Но во всем остальном он был очень здоров, лицо имел крепкое, с морщинами только около глаз и губ; в длинной, как у Макарова, рыжей бороде седины еще не было заметно, носил очки (это тоже после контузии), но и сквозь очки глаза глядели непримиримо резко, серые, почти светлые, с небольшими, как икринки, зрачками.

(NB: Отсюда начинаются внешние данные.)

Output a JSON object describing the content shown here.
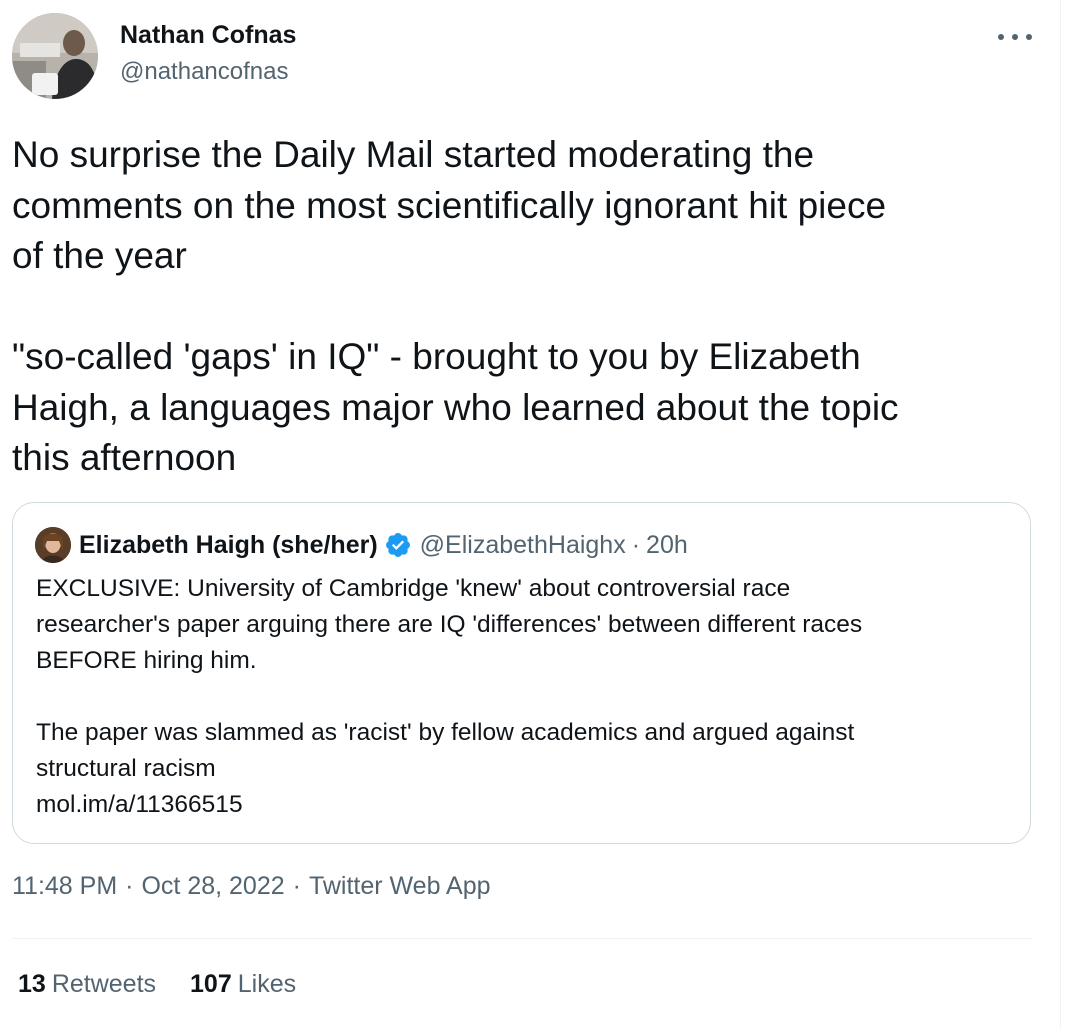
{
  "author": {
    "display_name": "Nathan Cofnas",
    "handle": "@nathancofnas",
    "avatar_icon": "profile-photo"
  },
  "tweet": {
    "text": "No surprise the Daily Mail started moderating the\ncomments on the most scientifically ignorant hit piece\nof the year\n\n\"so-called 'gaps' in IQ\" - brought to you by Elizabeth\nHaigh, a languages major who learned about the topic\nthis afternoon"
  },
  "quote": {
    "display_name": "Elizabeth Haigh (she/her)",
    "verified_icon": "verified-badge-icon",
    "handle": "@ElizabethHaighx",
    "separator": "·",
    "time": "20h",
    "text": "EXCLUSIVE: University of Cambridge 'knew' about controversial race\nresearcher's paper arguing there are IQ 'differences' between different races\nBEFORE hiring him.\n\nThe paper was slammed as 'racist' by fellow academics and argued against\nstructural racism\nmol.im/a/11366515"
  },
  "meta": {
    "time": "11:48 PM",
    "date": "Oct 28, 2022",
    "source": "Twitter Web App",
    "separator": "·"
  },
  "stats": {
    "retweets_count": "13",
    "retweets_label": "Retweets",
    "likes_count": "107",
    "likes_label": "Likes"
  },
  "colors": {
    "text_primary": "#0f1419",
    "text_secondary": "#536471",
    "border": "#cfd9de",
    "verified": "#1d9bf0"
  }
}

Росту он был высокого, косоплеч несколько, но широк, - от этого, когда двигался по улице, издали был заметен.
Сначала, когда он поселился здесь, матросы прозвали его Козырьком (действительно, козырек фуражки его был велик, как зонт), но потом, через 2-3 месяца, все звали уж его "Смесью", и все думали, что странен он, капитан в отставке, с огромным козырьком и сам огромный, а Коняев думал, что непостижимо странны все кругом, так как не замечают или не хотят замечать самого важного, что замечал он. Например, - вот этот чиновник полевого казначейства с козьей эспаньолкой, - он - военный чиновник, носит шинель и погоны, а разве он русский? Разве у русских людей бывают такие руки-суета? Ишь, сует руками!.. И глаза сидят не по-русски, очень уж близко к носу, да и нос не русский... Может быть, грек какой-нибудь или турок... в лучшем случае смесь... А полковник этот усатый! Ишь, усищи распустил по ветру, как морж!.. Поляк какой-нибудь, Шептелевич, - у русских людей таких усов не бывает. А околоточный? Как Зевес стоит, и во всем новеньком, а между тем - явный по типу татарин или грузин какой: черный, и нос горбом... О людях штатских, тех, которые ходили в котелках, шляпах и шапках, капитан даже и не заботился думать, они все казались ему евреями; также и дамы.